Right now, I'm thinking about just waiting and taking next fall semester at my current college and letting him get adjusted to his, then deciding what to do. I mean, this all has me feeling really shitty. Oh, another thing, here, I'm wracking up lots of debt. The school I'd be transferring to is a public school, so I'd be paying lots less. I really don't know what to do. I haven't talked to him about this yet because he's still not sure what he's doing yet either - he's probably going to this college, but things are still up in the air. My friend thinks I should transfer, but I don't know. Honestly, I kind of just feel like dropping out.
moonlight bouncing off water
Member # 44338
posted 11-27-2012 05:05 PM
Hey Roxie, it's nice to see you around here again
. It seems to me like there are two main points you're worried about: -deciding the all important "what-I-want-to-do-with-the-rest-of-my-life" -figuring out whether or not it's worth moving schools to be closer to your boyfriend To tackle the first problem, I'll say that I don't have much experience with deciding what to do with my life, but that I have applied to university, so I get how final and life altering these decisions can feel (and be). Not knowing what you want to do is stressful, but do you get a sense of whether or not college will play into the role of your life on the grand scale? Can you see yourself happy in a job that requires a college degree, or one that doesn't? If you decide to stick with college, do you feel like your current school is giving you, or in another program can give you, the experience you want and need? Are you enjoying the courses you are taking? The key to enjoying your life, at least the work part of it, is doing a job you enjoy, which means studying what you enjoy. Of course, you must be employable, but taking a course because there are really good jobs in that field, but loathing the course, is not going to make you happy. On the other hand do you think that the other school could make you happier and provide you with better opportunities? There is a reason that you chose your current school over all others, so is that reason still true? As per the second part, whether or not to move schools because of your boyfriend how do you feel about that? If you moved schools, but you and he broke up, how would that affect your life? Just a few ideas to start you off, sorry if I rambled.
Member # 72015
posted 11-27-2012 07:18 PM
Good to see you too.
Well, I mean, there's nothing specifically I want to do that would require a degree. I've always wanted to get into makeup, and college won't really help with that, so...the question is, take the leap or just stick around in college? The school I'm at now is "better" than the other, but since the other is bigger and in a bigger city, I suppose there'd be better opportunities. That last question you had there, that's what I'm stuck on. I know there's always the risk that we'll break up, if I move or not. The thing is, can our relationship be sustained if I stay here, or would we have better chances if I moved? Since I know distance has been a problem for him, I'm inclined to think the latter, but I'm not sure. I'm leaning toward not making any decisions right now. I'll see how I feel at the end of next semester, and then think about it again, even though I'm leaning toward staying at least half of next year. Still, it's just hard to try not to think about this. You know, now that I actually have the opportunity to move closer to him, whereas before I didn't, I feel kind of like it'd be stupid not to. [ 11-27-2012, 07:21 PM: Message edited by: Roxie102 ]

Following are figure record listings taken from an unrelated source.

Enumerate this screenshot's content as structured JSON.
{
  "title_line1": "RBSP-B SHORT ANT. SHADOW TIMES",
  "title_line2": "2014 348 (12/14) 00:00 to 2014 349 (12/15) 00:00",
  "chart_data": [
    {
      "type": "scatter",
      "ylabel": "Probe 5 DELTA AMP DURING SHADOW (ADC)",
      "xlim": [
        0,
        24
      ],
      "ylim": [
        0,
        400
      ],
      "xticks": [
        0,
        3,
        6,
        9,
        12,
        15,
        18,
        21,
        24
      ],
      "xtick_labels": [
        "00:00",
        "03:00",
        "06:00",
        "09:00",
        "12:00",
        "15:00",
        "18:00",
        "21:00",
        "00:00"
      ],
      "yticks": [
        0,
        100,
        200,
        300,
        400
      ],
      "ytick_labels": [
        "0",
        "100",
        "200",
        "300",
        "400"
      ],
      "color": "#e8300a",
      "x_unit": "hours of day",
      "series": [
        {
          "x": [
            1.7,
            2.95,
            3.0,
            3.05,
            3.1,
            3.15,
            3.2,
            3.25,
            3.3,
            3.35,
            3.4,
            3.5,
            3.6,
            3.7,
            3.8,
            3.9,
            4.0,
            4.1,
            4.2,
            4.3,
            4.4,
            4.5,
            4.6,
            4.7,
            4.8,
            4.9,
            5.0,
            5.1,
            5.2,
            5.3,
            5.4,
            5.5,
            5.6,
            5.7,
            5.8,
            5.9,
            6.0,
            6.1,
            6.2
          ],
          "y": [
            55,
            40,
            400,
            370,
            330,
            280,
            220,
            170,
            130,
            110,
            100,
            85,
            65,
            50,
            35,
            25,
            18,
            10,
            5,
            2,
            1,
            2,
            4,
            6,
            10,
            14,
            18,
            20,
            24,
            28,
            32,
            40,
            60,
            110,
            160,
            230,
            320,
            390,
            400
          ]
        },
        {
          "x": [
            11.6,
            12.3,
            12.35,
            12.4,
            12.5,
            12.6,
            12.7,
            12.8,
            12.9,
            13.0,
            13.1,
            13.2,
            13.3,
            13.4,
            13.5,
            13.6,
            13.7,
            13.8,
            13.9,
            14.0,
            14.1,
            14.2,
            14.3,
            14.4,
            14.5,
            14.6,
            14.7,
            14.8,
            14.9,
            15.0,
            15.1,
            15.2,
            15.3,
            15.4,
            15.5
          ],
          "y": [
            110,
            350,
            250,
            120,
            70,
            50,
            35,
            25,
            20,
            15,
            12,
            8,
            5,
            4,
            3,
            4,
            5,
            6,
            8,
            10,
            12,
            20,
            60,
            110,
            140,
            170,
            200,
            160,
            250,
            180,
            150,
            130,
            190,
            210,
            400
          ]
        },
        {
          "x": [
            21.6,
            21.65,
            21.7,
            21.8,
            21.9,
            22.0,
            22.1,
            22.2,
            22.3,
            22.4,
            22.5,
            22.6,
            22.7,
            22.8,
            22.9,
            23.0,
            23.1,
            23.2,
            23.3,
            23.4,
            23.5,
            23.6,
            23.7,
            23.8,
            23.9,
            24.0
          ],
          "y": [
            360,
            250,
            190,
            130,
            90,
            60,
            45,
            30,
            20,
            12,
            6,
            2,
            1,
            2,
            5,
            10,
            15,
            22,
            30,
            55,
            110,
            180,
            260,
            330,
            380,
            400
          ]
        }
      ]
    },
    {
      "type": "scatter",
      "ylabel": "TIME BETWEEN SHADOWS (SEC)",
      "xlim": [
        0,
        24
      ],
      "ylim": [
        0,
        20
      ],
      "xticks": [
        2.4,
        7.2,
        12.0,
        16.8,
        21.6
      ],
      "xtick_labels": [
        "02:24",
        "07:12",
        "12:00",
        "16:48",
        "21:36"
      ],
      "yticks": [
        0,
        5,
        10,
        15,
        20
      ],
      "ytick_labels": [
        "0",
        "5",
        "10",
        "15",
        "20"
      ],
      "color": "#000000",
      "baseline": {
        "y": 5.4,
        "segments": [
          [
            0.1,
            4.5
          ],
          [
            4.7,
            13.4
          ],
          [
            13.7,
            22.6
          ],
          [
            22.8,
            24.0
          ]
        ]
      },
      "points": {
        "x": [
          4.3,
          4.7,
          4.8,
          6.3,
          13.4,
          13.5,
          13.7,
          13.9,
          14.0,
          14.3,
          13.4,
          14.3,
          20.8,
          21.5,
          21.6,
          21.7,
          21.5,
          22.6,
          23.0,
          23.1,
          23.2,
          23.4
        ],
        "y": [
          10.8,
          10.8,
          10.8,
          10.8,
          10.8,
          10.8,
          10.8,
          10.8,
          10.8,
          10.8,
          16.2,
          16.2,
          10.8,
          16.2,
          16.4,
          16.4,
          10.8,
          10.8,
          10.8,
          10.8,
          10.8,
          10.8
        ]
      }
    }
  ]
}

moonlight bouncing off water
Member # 44338
posted 11-27-2012 09:12 PM
Well I have to disagree with you that it would be stupid not to. Be able to do something that may or may not be beneficial, even to do something that would without a doubt be beneficial, does not mean that one should or could do it.

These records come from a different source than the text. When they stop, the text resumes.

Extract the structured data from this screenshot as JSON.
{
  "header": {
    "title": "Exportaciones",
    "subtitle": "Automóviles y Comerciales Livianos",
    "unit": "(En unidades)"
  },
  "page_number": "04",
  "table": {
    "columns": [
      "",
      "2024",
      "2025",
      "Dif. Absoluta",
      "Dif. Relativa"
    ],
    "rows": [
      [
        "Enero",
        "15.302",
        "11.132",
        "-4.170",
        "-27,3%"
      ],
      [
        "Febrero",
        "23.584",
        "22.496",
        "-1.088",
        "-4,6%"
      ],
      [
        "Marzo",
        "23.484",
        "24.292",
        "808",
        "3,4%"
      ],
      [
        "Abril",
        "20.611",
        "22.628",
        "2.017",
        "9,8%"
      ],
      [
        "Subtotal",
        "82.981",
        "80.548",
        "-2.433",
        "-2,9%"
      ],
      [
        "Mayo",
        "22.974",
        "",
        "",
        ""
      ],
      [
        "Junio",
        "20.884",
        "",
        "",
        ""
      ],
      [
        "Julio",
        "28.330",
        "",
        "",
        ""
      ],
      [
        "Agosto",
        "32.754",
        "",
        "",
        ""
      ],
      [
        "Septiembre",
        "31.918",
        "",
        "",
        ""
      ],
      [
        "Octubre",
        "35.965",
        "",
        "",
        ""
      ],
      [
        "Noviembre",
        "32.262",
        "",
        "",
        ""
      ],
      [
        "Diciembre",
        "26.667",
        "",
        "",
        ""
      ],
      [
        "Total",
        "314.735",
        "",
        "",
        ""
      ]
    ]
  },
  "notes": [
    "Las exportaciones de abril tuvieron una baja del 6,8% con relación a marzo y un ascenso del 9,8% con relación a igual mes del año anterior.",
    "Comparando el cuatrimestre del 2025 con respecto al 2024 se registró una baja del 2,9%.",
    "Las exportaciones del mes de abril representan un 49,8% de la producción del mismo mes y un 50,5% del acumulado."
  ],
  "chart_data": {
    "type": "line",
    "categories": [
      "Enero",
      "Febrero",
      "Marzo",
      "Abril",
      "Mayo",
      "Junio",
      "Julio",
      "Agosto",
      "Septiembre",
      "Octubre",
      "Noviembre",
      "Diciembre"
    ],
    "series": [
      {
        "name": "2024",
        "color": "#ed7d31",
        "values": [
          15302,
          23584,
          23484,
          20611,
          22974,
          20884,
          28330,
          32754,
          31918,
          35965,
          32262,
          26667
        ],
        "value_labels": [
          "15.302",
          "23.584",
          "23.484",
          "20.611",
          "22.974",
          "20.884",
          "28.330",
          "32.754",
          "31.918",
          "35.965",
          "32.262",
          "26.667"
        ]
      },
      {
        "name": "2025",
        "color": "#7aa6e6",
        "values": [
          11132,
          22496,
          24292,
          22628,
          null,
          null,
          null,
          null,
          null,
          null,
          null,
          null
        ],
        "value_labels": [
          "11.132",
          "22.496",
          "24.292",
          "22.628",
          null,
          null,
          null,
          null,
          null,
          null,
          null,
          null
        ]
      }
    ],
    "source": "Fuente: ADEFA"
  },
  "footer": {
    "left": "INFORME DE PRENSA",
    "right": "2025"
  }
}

There's no shoulds or should nots with any of this. It is a really big decision for you to make if you move schools, it will have a really big impact on YOU. I hear (read) you saying a lot about how this potential move will benefit your boyfriend, or how it will benefit your relationship, but not how it will affect you. You're an important part of this equation too. It sounds like staying at your current college is what you want to do for the immediate future, is that correct?